Post by Remo D » Mon Aug 29, 2011 8:33 pm

There are times where you just have to let the “remake” tag go, I guess. It’s one thing to remake FRIGHT NIGHT, since it was a significant box-office hit in 1985 and a hugely recognizable “brand name,” but when someone travels all the way back to one of the creepiest made-for-TV movies of the 1970s and decides to flesh it out and put it on the big screen, that’s a little bit more unusual. And when it’s Guillermo del Toro doing it, I happen to think the product warrants significantly more attention than when, say, people with far less gifted imaginations decide to rehash WHEN A STRANGER CALLS and PROM NIGHT.

I think we can generally agree that del Toro has more than earned our respect—he’s no “remake king,” but he’s always paid tribute to the entertainment that affected him most profoundly in his youth—everything from THE OUTER LIMITS to THE SPIRIT OF THE BEEHIVE shows through in his work. So it’s scarcely surprising that one of the films that must have really gotten to him back in the day was the TV-chiller DON’T BE AFRAID OF THE DARK (hell, didn’t that one get to all of us?), which became his first official remake (as producer and co-writer), with directorial duties entrusted to accomplished short-film maker Troy Nixey.

What makes this revision unmistakably del Toro’s is the child’s perspective provided by newcomer Bailee Madison. There’s no local civil war into which to drop young Sally, but we still get generous slices of both THE DEVIL’S BACKBONE and PAN’S LABYRINTH as the youngster finds herself passed between two divorced parents, neither of whom knows quite what to do with her. Sally’s father (Guy Pearce) is obsessed with simultaneously restoring an old mansion and his own career by trying to land on the cover of ARCHITECTURAL DIGEST; while his live-in lover/interior designer (Katie Holmes) isn’t prepared for either surrogate motherhood or Sally’s spirited resistance.

Of course Sally’s troubled. Of course one might expect her to act out. Is it any wonder at all that nobody believes her when she says that the house is full of little monsters…?

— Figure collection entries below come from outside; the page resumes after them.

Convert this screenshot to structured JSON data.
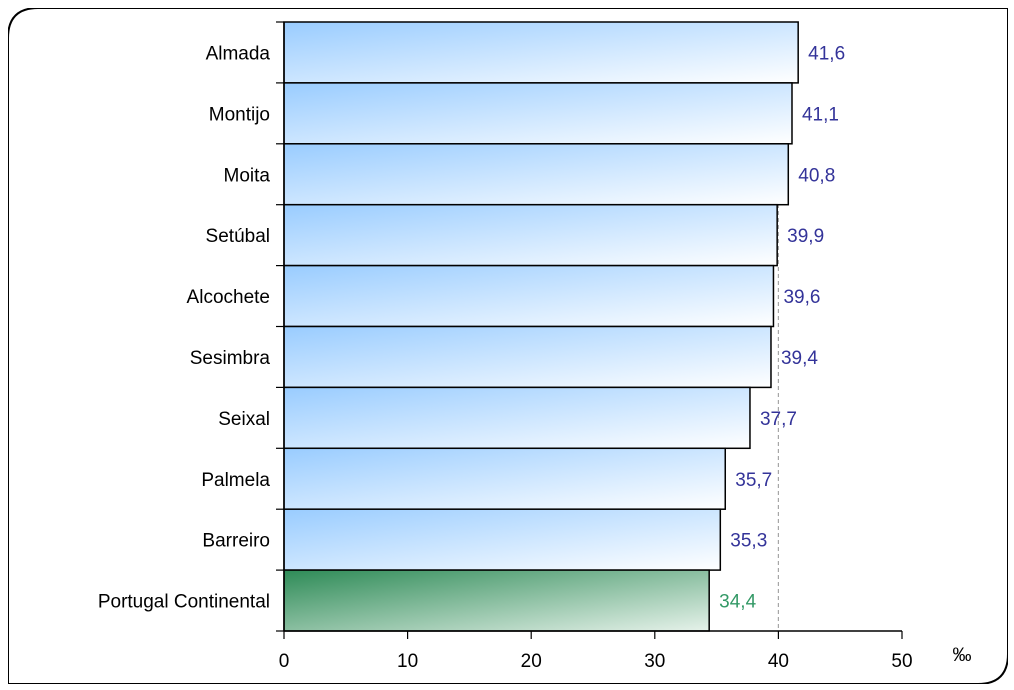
{
  "chart_data": {
    "type": "bar",
    "orientation": "horizontal",
    "categories": [
      "Almada",
      "Montijo",
      "Moita",
      "Setúbal",
      "Alcochete",
      "Sesimbra",
      "Seixal",
      "Palmela",
      "Barreiro",
      "Portugal Continental"
    ],
    "values": [
      41.6,
      41.1,
      40.8,
      39.9,
      39.6,
      39.4,
      37.7,
      35.7,
      35.3,
      34.4
    ],
    "value_labels": [
      "41,6",
      "41,1",
      "40,8",
      "39,9",
      "39,6",
      "39,4",
      "37,7",
      "35,7",
      "35,3",
      "34,4"
    ],
    "xlim": [
      0,
      50
    ],
    "xticks": [
      0,
      10,
      20,
      30,
      40,
      50
    ],
    "xtick_labels": [
      "0",
      "10",
      "20",
      "30",
      "40",
      "50"
    ],
    "unit": "‰",
    "reference_line": 40,
    "grid": false,
    "colors": {
      "bar_dark": "#99ccff",
      "bar_light": "#ffffff",
      "highlight_dark": "#2e8b57",
      "highlight_light": "#e6f2ea",
      "label_default": "#333399",
      "label_highlight": "#339966",
      "reference_line": "#a6a6a6"
    },
    "highlight_index": 9
  }
}
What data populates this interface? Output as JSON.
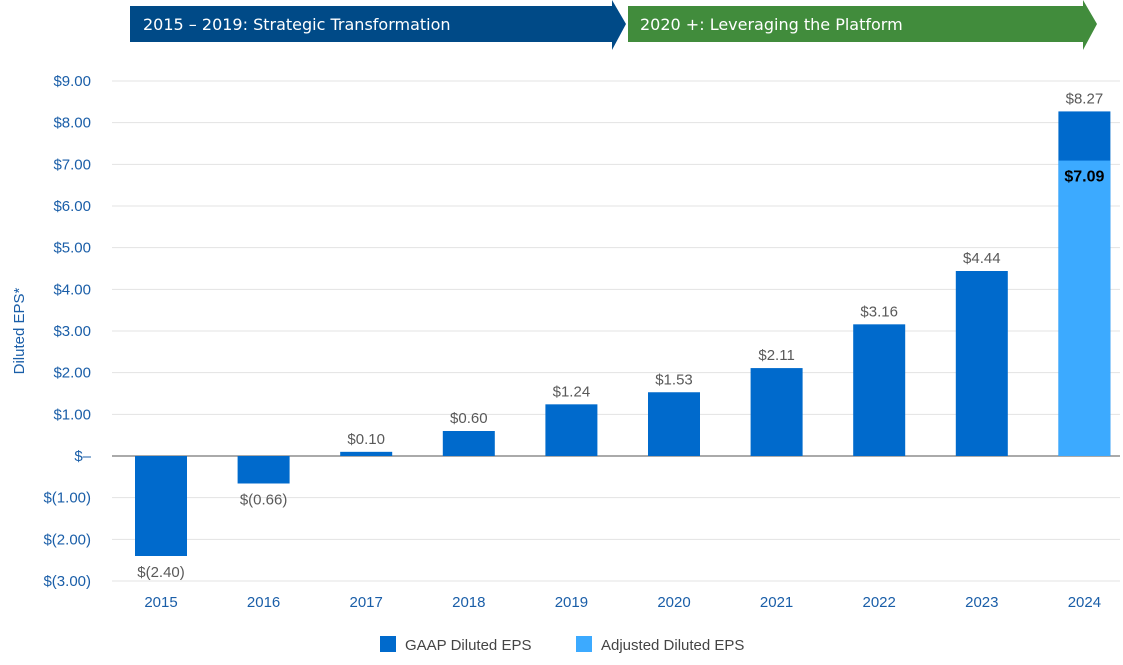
{
  "banners": [
    {
      "label": "2015 – 2019: Strategic Transformation",
      "color": "#004a87"
    },
    {
      "label": "2020 +: Leveraging the Platform",
      "color": "#418c3c"
    }
  ],
  "chart_data": {
    "type": "bar",
    "ylabel": "Diluted EPS*",
    "ylim": [
      -3,
      9
    ],
    "yticks": [
      {
        "v": 9,
        "label": "$9.00"
      },
      {
        "v": 8,
        "label": "$8.00"
      },
      {
        "v": 7,
        "label": "$7.00"
      },
      {
        "v": 6,
        "label": "$6.00"
      },
      {
        "v": 5,
        "label": "$5.00"
      },
      {
        "v": 4,
        "label": "$4.00"
      },
      {
        "v": 3,
        "label": "$3.00"
      },
      {
        "v": 2,
        "label": "$2.00"
      },
      {
        "v": 1,
        "label": "$1.00"
      },
      {
        "v": 0,
        "label": "$–"
      },
      {
        "v": -1,
        "label": "$(1.00)"
      },
      {
        "v": -2,
        "label": "$(2.00)"
      },
      {
        "v": -3,
        "label": "$(3.00)"
      }
    ],
    "grid": true,
    "legend_position": "bottom",
    "categories": [
      "2015",
      "2016",
      "2017",
      "2018",
      "2019",
      "2020",
      "2021",
      "2022",
      "2023",
      "2024"
    ],
    "series": [
      {
        "name": "GAAP Diluted EPS",
        "color": "#006acc",
        "values": [
          -2.4,
          -0.66,
          0.1,
          0.6,
          1.24,
          1.53,
          2.11,
          3.16,
          4.44,
          8.27
        ],
        "labels": [
          "$(2.40)",
          "$(0.66)",
          "$0.10",
          "$0.60",
          "$1.24",
          "$1.53",
          "$2.11",
          "$3.16",
          "$4.44",
          "$8.27"
        ]
      },
      {
        "name": "Adjusted Diluted EPS",
        "color": "#3caaff",
        "values": [
          null,
          null,
          null,
          null,
          null,
          null,
          null,
          null,
          null,
          7.09
        ],
        "labels": [
          null,
          null,
          null,
          null,
          null,
          null,
          null,
          null,
          null,
          "$7.09"
        ]
      }
    ]
  }
}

As you can see, we have a new tapestry into which the essentials of the original film are faithfully woven. The original TV-movie was creepy as hell on a primal level with no detailed explanation as to exactly why those little devils were doing what they were doing (let alone from whence they sprang). For the remake, del Toro provides plenty of backstory and detail (and yes, a plot contrivance or two—people tend to groan at the helpful librarian for making things too “easy,” but there’s a reason this information is gleaned expeditiously—would you rather spend half an hour of movie time watching Katie Holmes slowly discover what you already knew?), but it’s the sort of detail that makes the new DARK at one with his body of work—and which gives the movie a whole new reason to be creepy as hell. Thankfully, del Toro’s trust in director Nixey was well-founded.

This low-budget shocker will certainly recoup its costs in the video arena, but it’s still a damn shame that the studio essentially dumped it (nearly a full year after the teaser trailers hit theatres—I saw virtually NO promotion of this film over the last few months) in a truly deadly release slot. Add this to the FRIGHT NIGHT remake for a list of good horror films nobody wants to see. Then do yourself a favor and SEE it.